2016-07-27
WASHINGTON, March 6 (RNS)--Criticizing the 1990 census for leaving out an estimated 8 million people in the United States, religious and civil rights leaders Monday joined the director of the U.S. Census Bureau to campaign for a more inclusive census for the year 2000.

"We in the religious community have a long track record of standing up for a good census that really counts all the people with all the benefits the knowledge thereof provides," said Rabbi David Saperstein, director of the Religious Action Center of Reform Judaism.

"Only when (the census) is accurate can we truly assess how all Americans are doing, how every community is faring, and what we need to do to ensure equality and justice for all. When it is not accurate...we put blinders on our ability to see the needs of others. Not only do we cease to be our brother and sister's keeper, we deny their very existence," Saperstein said.

The census, constitutionally required to be taken once a decade, determines the division of the 435 seats in the House of Representatives and provides a formula for the distribution of federal money under a host of programs. The 1990 census has been widely criticized for missing some 8 million people, especially those living in the nation's inner cities.

Efforts to introduce new methods of counting rather than the self-reporting and door-to-door canvassing currently in use have been rejected by Congress.

Saperstein was joined by religious leaders from faith groups as varied as the American Muslim Foundation and the National Conference of Catholic Bishops, who called on their colleagues to mobilize congregations to participate in the upcoming census.

"An inaccurate census is a serious threat," said the Rev. J.C. Hope, director of religious affairs for the NAACP. "By itself, the census cannot guarantee political equality and social justice or economic opportunity. However, without an accurate census too many people simply don't count. Whole communities are denied equal access to resources of this nation.

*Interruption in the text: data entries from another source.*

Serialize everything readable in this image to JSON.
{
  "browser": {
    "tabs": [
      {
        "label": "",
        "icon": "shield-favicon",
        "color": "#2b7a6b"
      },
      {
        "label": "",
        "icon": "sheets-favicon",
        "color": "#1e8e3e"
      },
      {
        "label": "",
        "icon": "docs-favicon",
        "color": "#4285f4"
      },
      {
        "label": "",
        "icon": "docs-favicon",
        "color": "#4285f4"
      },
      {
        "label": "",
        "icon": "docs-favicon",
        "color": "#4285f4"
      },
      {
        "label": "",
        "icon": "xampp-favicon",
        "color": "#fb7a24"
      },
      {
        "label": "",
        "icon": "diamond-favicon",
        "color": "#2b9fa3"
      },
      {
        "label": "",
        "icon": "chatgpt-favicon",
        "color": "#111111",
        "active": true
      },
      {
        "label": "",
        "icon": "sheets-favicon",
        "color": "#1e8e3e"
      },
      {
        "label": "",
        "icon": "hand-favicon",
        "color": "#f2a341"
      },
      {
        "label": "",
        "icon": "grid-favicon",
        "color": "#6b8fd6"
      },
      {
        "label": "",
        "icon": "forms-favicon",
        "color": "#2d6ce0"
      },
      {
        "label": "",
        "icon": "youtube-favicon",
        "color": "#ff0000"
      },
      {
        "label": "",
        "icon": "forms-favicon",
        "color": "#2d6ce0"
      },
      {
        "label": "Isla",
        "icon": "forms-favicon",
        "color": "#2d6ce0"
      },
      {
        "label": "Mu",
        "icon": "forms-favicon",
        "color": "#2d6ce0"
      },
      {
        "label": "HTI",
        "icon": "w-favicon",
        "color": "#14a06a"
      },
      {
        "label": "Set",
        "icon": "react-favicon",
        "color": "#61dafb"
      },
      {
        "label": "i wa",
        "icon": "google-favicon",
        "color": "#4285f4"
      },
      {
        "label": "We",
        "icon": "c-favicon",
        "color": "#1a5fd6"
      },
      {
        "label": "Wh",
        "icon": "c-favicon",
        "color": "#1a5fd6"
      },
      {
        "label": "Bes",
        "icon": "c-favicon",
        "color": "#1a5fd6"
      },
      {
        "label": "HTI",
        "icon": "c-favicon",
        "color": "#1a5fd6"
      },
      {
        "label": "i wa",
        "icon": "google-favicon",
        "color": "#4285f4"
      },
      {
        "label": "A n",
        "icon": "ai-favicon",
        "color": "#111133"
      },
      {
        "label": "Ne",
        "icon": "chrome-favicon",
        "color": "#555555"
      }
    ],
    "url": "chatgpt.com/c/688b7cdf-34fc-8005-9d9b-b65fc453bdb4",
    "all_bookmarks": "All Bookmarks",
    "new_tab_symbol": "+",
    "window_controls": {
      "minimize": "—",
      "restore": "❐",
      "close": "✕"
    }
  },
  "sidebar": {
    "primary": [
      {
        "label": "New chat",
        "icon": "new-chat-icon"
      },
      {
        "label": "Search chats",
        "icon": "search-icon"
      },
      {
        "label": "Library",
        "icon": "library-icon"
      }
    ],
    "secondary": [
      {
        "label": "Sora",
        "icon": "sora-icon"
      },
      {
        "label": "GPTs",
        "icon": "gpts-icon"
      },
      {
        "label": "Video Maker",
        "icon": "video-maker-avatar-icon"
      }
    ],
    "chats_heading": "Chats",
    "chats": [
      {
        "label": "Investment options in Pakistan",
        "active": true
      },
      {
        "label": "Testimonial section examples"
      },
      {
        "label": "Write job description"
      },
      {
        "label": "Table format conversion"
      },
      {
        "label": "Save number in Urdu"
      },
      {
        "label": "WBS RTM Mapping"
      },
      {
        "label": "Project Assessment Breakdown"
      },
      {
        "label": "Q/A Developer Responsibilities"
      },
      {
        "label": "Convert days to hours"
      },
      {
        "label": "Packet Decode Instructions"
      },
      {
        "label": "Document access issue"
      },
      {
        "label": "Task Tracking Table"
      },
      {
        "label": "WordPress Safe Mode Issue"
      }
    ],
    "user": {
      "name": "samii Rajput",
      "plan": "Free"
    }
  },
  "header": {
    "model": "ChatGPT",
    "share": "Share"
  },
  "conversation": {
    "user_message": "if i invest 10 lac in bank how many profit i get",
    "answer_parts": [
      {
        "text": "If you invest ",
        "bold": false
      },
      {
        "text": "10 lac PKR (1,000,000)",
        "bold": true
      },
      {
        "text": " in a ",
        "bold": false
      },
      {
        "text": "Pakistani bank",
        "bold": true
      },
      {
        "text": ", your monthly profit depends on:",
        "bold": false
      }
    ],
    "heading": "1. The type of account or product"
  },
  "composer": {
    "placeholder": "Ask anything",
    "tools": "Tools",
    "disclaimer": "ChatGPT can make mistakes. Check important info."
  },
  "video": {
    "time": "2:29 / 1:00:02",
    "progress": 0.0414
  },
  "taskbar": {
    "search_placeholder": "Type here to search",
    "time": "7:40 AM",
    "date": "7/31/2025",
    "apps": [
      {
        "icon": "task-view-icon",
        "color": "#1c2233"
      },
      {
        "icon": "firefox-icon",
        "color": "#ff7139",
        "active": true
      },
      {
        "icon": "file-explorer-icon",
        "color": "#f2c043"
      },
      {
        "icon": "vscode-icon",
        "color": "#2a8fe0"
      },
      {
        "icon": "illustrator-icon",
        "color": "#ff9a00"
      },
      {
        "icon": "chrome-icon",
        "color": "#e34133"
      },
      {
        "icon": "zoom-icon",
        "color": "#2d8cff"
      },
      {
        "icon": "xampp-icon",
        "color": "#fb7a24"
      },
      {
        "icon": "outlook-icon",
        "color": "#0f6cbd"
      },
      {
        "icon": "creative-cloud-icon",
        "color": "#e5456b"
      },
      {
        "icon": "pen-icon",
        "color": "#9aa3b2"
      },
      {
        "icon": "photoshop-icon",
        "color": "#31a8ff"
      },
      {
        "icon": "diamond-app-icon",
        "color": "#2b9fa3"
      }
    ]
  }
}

"We call on all our entities in the religious community and the broader civil rights community to continue educating people on the need for an accurate census," Hope said.

Religious leaders and institutions can be particularly effective in encouraging participation in the census, said Wade Henderson, executive director of the Leadership Conference on Civil Rights.

"Our friends in the religious community have an ability to reach the public in a way that no other group can possibly do," said Henderson. "They have the trust of many people that we represent, and those people are willing to listen to the counsel of these religious leaders and the institutions they represent because they know these groups have a track record, a history, of delivering on behalf of their constituency.

"And when they add their voices to the voices of the Census Bureau and the voices of civil rights leaders, we think that message will be reinforced in a positive way and we'll get the benefit of having every person in our society counted," Henderson said.

The Census Bureau has mailed hundreds of information packets to

religious leaders nationwide encouraging them to educate their congregations about the importance of an accurate census, said Kenneth Prewitt, bureau director.

He said faith groups are better able than many others to reach groups historically underrepresented in census counts, particularly those who fear information disclosed on a census form will be released to other government agencies.

"There is a pocket of the population for which the fear of confidentiality operates as a deterrent, and that clearly is predominantly among the undocumented, and is predominantly among people living in housing conditions which they know to violate either local zoning rules or sometimes landlord prerogatives," said Prewitt. "And it is extremely important that the church, which is in close contact with those populations, carry the message of confidentiality."